Ocakta hesap açtıran tüzel kişileri vade dolduğunda temelde iki seçenek bekliyor. Ya en az üç ay vadeli olmak üzere bu hesapları yenileyecekler ya da paralarını alıp gidecekler. Üç aylık yenilemede bile para ekime kadar bağlanmış olacak. Şirketlerin önemli bir kısmının bunu göze almayacağı tahmin ediliyor. Dolayısıyla çoğu şirket temmuz ortasında “Ver paramı” deme niyetinde.

Ya da niyetindeydi! BDDK’nın son kararı bu niyetin değişmesi sonucunu doğuracak nitelikte. Bir şirket KKM’den çıkıp alacağı parayı TL’de tutmayı hiç düşünmez, dövize dönse 15 milyon liralık döviz varlığı sınırını aşma riski var, sınırı aşsa kredi sorunu yaşayacak; en iyisi KKM’de devam etmek.

BDDK kararıyla vurulacak birinci kuş bu!

İkinci kuş, KKM’ye olan ilgiyi artırmak, yeni şirketleri sisteme çekmek. Bir şirket için döviz satmaktansa dövize endeksli olarak TL’de durmak çok daha avantajlıdır.

Bu uygulamayla döviz biraz geriler ve temmuz ortasında da görece düşük oluşursa DTH dönüşümlü açılan KKM için Merkez Bankası’nın ödeyeceği tutarın düşük kalması da üçüncü kuş olacaktır.

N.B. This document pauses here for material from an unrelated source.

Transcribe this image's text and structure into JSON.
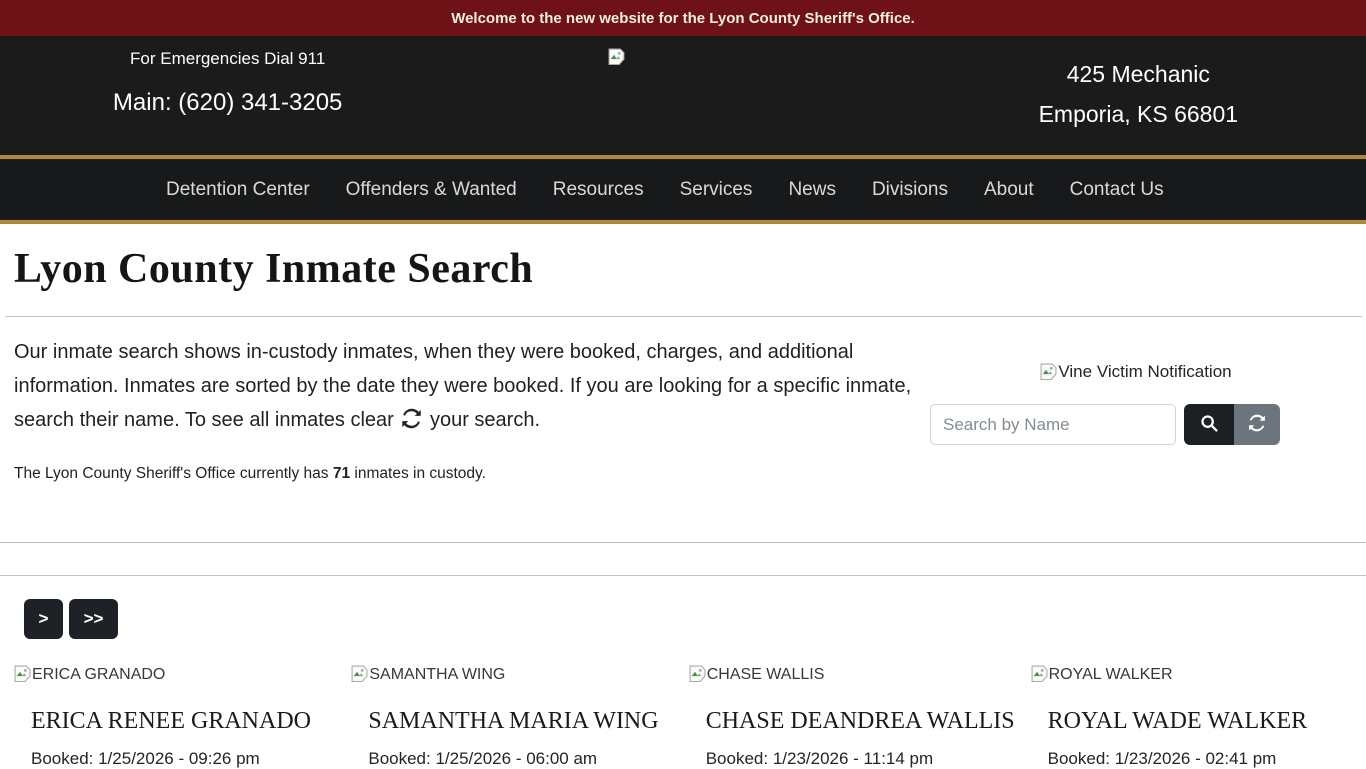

BU ADIMLAR VATANDAŞIN KAYGILARINI DEPREŞTİRİYOR

BDDK’nın bu kararı işe yarar-yaramaz, döviz düşer-düşmez, şapkadan çıkan sevimli bir tavşan mıdır, yoksa vahşi bir kemirgen mi, kısa zamanda görürüz. Ama diyelim her şey yolunda gitti, yani bu önlem işe yaradı. Ne var ki bu durum sanki bir kaygıyı daha da artıracak. Alınan bu idari kararla dövizin düşmesi sağlanırsa ve bu bir süreliğine de olsa kalıcı olursa vatandaşın zihnindeki şu düşünce giderek pekişmez mi:

“Bir karar da benim bankadaki dövizim için gelir mi?”

Tam şüyuu vukuundan beter durumu! Gerçekçi olalım, aslında vatandaş uzun zamandır bu kaygıyı yaşıyor. Bankadaki dövizine el konulabileceği, dövizinin TL’ye çevrilebileceği ya da istediği zaman bu parasını çekemeyeceği kaygısını...

Ama bunu kimse yapamaz. Kimse böylesine çılgınlaşamaz. Kimse buna cesaret edemez. Çünkü böylesi bir adımın sonu yok...

Bankadaki döviz hesaplarına yönelik bir adım, vatandaşın TL mevduat için de bankaya hücum etmesiyle sonuçlanır.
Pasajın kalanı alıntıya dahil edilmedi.